Core Idea: Exploiting the intrinsic temporal consistency of videos, the learned representations are required to satisfy ordering (frames closer in time exhibit smaller semantic divergence) and continuity (representations of adjacent frames transition smoothly).

Method

Key Designs

  1. Vision-Language Ordering (VLO) Loss:

    • Mechanism: For an anchor frame \(o_i\) and an arbitrary frame pair \((o_j, o_k)\), the semantic alignment differential is defined as \(\mathfrak{R}(\mathbf{v}_i, \mathbf{v}_j, \mathbf{l}) = -\|\text{sim}(\mathbf{v}_i, \mathbf{l}) - \text{sim}(\mathbf{v}_j, \mathbf{l})\|_2\)
    • The negative sample set \(\mathcal{N}_{i,j}\) selects frames that are temporally farther away, and contrastive training is performed using an InfoNCE-style loss.
    • Theoretical guarantee: When \(\mathcal{L}_{VLO}\) approaches its lower bound \(\mathcal{L}^*\), the learned representations provably satisfy the VLO property.
  2. Brownian Bridge Constraint:

    • Inter-frame intervals in videos are modeled as a Brownian bridge process: the mean follows linear interpolation and the variance is maximized at intermediate time steps.
    • Loss: \(\mathcal{L}_{BB} = \frac{1}{T}\sum_{t} \frac{1}{2\text{Var}[\mathbf{B}(t)]}\|\mathbf{v}_t - \mathbb{E}[\mathbf{B}(t)]\|^2\)
    • Enforces local smoothness in the visual representation space.
  3. Language Robustness: It is theoretically proven that, under language perturbations satisfying \(\|\mathbf{l} - \mathbf{l}'\| \leq \delta_l\), the change in semantic alignment is bounded by \(2C\delta_l\).

Key Experimental Results

Main Results — Simulation Success Rate (15 demos)

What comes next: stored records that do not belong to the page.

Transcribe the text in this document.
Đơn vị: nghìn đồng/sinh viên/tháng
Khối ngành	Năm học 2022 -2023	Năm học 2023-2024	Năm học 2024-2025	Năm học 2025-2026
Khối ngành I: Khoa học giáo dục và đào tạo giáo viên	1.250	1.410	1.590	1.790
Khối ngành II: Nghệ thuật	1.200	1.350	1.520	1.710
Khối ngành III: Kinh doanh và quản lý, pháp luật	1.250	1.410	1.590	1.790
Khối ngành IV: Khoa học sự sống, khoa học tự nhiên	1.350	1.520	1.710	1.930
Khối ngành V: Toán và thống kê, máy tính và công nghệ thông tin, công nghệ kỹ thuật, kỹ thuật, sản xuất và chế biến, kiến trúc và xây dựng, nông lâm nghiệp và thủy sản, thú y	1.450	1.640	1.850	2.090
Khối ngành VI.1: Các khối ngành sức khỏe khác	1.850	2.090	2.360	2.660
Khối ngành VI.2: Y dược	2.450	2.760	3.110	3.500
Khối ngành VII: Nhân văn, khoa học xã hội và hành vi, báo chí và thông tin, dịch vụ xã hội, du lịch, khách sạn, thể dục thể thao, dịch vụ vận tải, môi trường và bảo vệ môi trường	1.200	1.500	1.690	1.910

Method Franka Kitchen Metaworld
CLIP 27.47 60.33
R3M 42.20 56.50
LIV 42.73 64.33
DecisionNCE 43.20 59.08
AcTOL w/o BB 54.20 70.83
AcTOL 61.80 (+43%) 74.13 (+15%)

Real Robot — Unitree D1

Method Pick Cup Open Drawer Close Drawer
DecisionNCE 20% 40% 60%
AcTOL 50% 80% 90%

Key Findings

  • The Brownian bridge constraint contributes substantially (AcTOL vs. w/o BB: +7.6% on Franka Kitchen).
  • AcTOL exhibits virtually no performance degradation under language perturbations, whereas LIV degrades by 11.9%.
  • With as few as 5 demonstrations, AcTOL surpasses competing methods that use 15–25 demonstrations.

Highlights & Insights

  • Not assuming the final frame as the goal is the key innovation—only relative temporal distances between frames are used to constrain representations, yielding greater robustness.
  • The idea of using a Brownian bridge as a continuity regularizer is elegant: it naturally introduces uncertainty modeling into temporal representations.

Limitations & Future Work

  • The approach may not generalize to cyclic or repetitive actions (e.g., stirring), where the temporal ordering assumption does not hold.
  • Pretraining is conducted solely on EPIC-KITCHENS-100; performance on larger-scale datasets remains unvalidated.

Rating

  • Novelty: ⭐⭐⭐⭐⭐ The combination of VLO and Brownian bridge is novel and theoretically grounded.
  • Experimental Thoroughness: ⭐⭐⭐⭐⭐ Covers simulation, real-world, robustness, ablation, and fine-tuning.
  • Writing Quality: ⭐⭐⭐⭐⭐ Theoretical analysis is rigorous and experimental design is meticulous.
  • Value: ⭐⭐⭐⭐⭐ Significantly advances the frontier of embodied pretraining.